It was into a changing world that the Rolling Stones released their 1976 record Black And Blue, but there were shifting sands inside the group too. They’d put out a run of era-defining records from ’68-’72, culminating in Exile On Main St., but the hangover had seeped long into the next decade. Black And Blue was meant to restore the balance, melding their rock’n’roll swagger with reggae, funk and disco influences. However, the record wasn’t received with the open arms the band might have expected – far from it. Instead, critics lamented a group thought to be past their best.
It was into this context that Classic Rock’s John Ingham found himself backstage with Keith Richards in Frankfurt in April, 1976. Fellow journalist Charles Shaar Murray had already been admonished by Richards, as well as Jagger, for a lukewarm review of the new album and Ingham found himself getting involved.
For the previous months, he'd been in the orbit of music’s next wave of gamechangers and, his brain perhaps clouded by the various substances being passed around, he wanted to relay the message to Keith. He recalled the encounter in Classic Rock. “Keith, there’s a band in London called the Sex Pistols,” he ventured to little reaction. He continued. “They think you’re old and should stop playing and get out the way.” This, as you can imagine, did illicit a reaction from the guitarist, Ingham describing a man with “ultrasheen eyes glaring and just below the surface a volcano is erupting.”

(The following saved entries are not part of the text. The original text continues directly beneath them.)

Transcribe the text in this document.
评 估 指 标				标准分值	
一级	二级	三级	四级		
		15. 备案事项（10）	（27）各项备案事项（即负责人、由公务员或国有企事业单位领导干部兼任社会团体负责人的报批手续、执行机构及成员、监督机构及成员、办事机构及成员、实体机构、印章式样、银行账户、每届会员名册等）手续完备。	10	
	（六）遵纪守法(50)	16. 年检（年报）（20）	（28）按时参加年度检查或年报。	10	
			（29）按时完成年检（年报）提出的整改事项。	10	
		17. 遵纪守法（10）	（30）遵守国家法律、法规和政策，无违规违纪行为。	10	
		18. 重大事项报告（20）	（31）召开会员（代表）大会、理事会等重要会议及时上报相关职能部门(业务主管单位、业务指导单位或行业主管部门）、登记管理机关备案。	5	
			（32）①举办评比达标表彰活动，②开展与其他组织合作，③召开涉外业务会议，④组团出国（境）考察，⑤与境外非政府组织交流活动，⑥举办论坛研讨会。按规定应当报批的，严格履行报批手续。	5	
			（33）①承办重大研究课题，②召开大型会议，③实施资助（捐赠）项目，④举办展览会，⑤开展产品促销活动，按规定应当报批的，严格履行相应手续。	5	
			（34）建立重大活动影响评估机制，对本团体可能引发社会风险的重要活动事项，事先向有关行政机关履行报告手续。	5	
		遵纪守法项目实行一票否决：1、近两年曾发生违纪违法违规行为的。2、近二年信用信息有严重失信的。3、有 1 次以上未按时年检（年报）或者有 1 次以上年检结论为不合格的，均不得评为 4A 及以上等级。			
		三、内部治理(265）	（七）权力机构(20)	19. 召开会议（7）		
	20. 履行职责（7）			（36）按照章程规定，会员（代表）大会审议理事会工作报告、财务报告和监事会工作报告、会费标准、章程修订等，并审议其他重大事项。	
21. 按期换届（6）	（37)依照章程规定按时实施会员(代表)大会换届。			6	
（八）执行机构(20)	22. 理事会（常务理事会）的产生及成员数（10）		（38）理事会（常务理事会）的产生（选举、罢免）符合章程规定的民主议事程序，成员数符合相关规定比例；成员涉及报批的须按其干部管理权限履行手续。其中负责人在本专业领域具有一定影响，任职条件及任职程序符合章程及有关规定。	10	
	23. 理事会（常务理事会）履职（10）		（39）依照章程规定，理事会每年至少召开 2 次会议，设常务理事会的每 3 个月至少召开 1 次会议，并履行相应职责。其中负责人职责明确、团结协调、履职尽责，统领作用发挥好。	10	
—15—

Richards’ retort was not that of a man ready to hang up his plectrums just yet. “Just let them try,” he snarled at Ingham. “We’re the Rolling Stones. No one tells us what to do. We’ll stop when we feel like it.” And with that, Keith Richards pretty much laid down the blueprint for the Stones for decades to come, no matter how many new pretenders travelled in their slipstream. They’re the Stones, they’ll stop when they feel like it. It hasn’t happened yet.